L'ULg trouve un partenaire au Texas pour mieux valoriser la biomasse

Les chercheurs de Gembloux se focalisent sur les propriétés de conduction de la lignine, un composant du bois. ©Biosphoto

Agro-Bio Tech et l’université Texas A&M s’unissent pour chercher ensemble une valorisation non-énergétique de la biomasse. À Gembloux, on se focalise sur l’extraction d’une molécule à haute conduction électrique.

Qui dit biomasse dit chaudières à pellets ou production de gaz ou d’électricité à partir des déchets de matières organiques et ménagères. Chez Agro-Bio Tech, l’unité d’agrochimie de l’Université de Liège basée à Gembloux, on a choisi de chercher ailleurs des sources de valorisation de la biomasse. "En Wallonie, on ne voit que l’énergie, mais il y a d’autres possibilités, comme par exemple la conversion industrielle", souligne Eric Haubruge, vice-recteur de l’ULg.

Depuis quelques années, les chercheurs d’Agro-Bio Tech se focalisent donc sur le recyclage de la biomasse en matériaux à haute valeur ajoutée. Ils ciblent en particulier la lignine, une molécule brune que l’on retrouve notamment dans le bois et qui assure la rigidité des végétaux. L’idée, c’est d’en faire un superconducteur d’électricité.

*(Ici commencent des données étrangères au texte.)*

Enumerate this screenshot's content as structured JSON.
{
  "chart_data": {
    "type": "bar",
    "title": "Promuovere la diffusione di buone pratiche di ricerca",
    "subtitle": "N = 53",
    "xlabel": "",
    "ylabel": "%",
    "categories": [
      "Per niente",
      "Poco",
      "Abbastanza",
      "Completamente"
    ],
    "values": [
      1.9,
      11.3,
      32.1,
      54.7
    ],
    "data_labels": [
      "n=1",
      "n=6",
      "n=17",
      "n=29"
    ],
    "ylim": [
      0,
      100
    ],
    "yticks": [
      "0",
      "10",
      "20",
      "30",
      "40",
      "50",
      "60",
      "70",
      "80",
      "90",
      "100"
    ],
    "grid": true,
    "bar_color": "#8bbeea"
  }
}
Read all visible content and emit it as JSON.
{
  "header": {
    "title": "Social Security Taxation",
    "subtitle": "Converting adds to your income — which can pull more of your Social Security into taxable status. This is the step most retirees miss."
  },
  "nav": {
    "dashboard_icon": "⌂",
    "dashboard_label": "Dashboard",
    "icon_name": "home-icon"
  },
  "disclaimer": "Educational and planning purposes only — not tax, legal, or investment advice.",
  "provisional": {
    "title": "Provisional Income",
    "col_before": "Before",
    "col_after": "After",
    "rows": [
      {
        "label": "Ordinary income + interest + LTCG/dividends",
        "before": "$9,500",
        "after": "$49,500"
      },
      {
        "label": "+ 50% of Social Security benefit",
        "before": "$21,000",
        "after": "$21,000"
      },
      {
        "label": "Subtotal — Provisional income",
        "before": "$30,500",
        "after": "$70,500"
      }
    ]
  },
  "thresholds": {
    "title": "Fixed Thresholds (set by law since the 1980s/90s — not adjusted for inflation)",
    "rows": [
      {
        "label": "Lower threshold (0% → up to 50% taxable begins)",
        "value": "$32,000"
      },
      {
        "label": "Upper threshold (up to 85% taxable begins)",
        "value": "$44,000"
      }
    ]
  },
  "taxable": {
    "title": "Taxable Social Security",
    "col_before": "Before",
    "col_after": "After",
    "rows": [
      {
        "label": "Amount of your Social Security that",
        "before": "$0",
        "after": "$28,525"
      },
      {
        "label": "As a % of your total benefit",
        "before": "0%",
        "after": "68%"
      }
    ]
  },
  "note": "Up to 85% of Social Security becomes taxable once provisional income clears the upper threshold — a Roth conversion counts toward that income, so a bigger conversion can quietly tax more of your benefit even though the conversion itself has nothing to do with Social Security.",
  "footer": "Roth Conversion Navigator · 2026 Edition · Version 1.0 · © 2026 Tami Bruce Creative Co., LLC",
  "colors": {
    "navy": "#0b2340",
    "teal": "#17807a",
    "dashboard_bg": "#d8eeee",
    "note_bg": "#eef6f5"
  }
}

"On pourrait produire des molécules à très haute valeur ajoutée susceptibles de remplacer certains métaux dans l’électronique."
Aurore Richel
Directrice de laboratoire à Gembloux Agro-Bio Tech

"Un de nos doctorants a découvert que la lignine, une fois extraite et modifiée, peut avoir des propriétés électriques intéressantes. On pourrait alors produire des molécules à très haute valeur ajoutée susceptibles de remplacer certains métaux dans l’électronique", explique Aurore Richel, directrice du laboratoire de chimie biologique industrielle de Gembloux Agro-Bio Tech.

"Nous étudions aussi la possibilité d’utiliser cette biomasse pour des additifs, comme par exemple des antioxydants qui empêchent les plastiques de jaunir, une application qui pourrait aussi être utilisée dans des produits cosmétiques", ajoute-t-elle.

Heureuse coïncidence, l’université Texas A&M, liée depuis 2009 à un partenariat avec l’Agence wallonne à l’exportation (Awex), travaille sur la biomasse avec le même but: la valoriser au maximum. Si les chercheurs texans se focalisent sur la production de fibre de carbone, leurs homologues wallons se concentrent sur la conduction électrique.

Les chercheurs des deux universités ont décidé d’unir leurs efforts, l’objectif étant de créer un laboratoire international virtuel ouvert à d’autres partenaires potentiels et qui se consacrerait à la valorisation de la biomasse. Celui-ci devrait s’ouvrir au début de l’an prochain, pour être pleinement opérationnel à la rentrée académique 2018-2019.

Application industrielle

Les scientifiques belges et américains en sont encore au stade de la recherche fondamentale, mais une partie de leurs travaux est déjà assez avancée pour permettre d’envisager une application industrielle.

"Avec Texas A&M, nous nous donnons deux ans pour finaliser un projet concret", précise Aurore Richel. Celui-ci pourrait prendre la forme d’une spin-off commune, qui permettrait au partenaire texan d’être éligible à l’obtention d’aides européennes à la recherche et à l’ULg de bénéficier des aides américaines. Mais ce ne sera pas pour tout de suite. Il s’agira au préalable de lever l’obstacle de la propriété intellectuelle. "À ce stade, nous sommes propriétaires du savoir-faire en matière de molécules électriques à partir de lignine, Texas A&M restant propriétaire des fibres de carbone obtenues à partir de ce matériau", dit le Pr Richel. Chaque partenaire devra ensuite déclarer son savoir-faire existant pour pouvoir partager les futurs revenus commerciaux, avant une concertation pour déterminer qui fait quoi.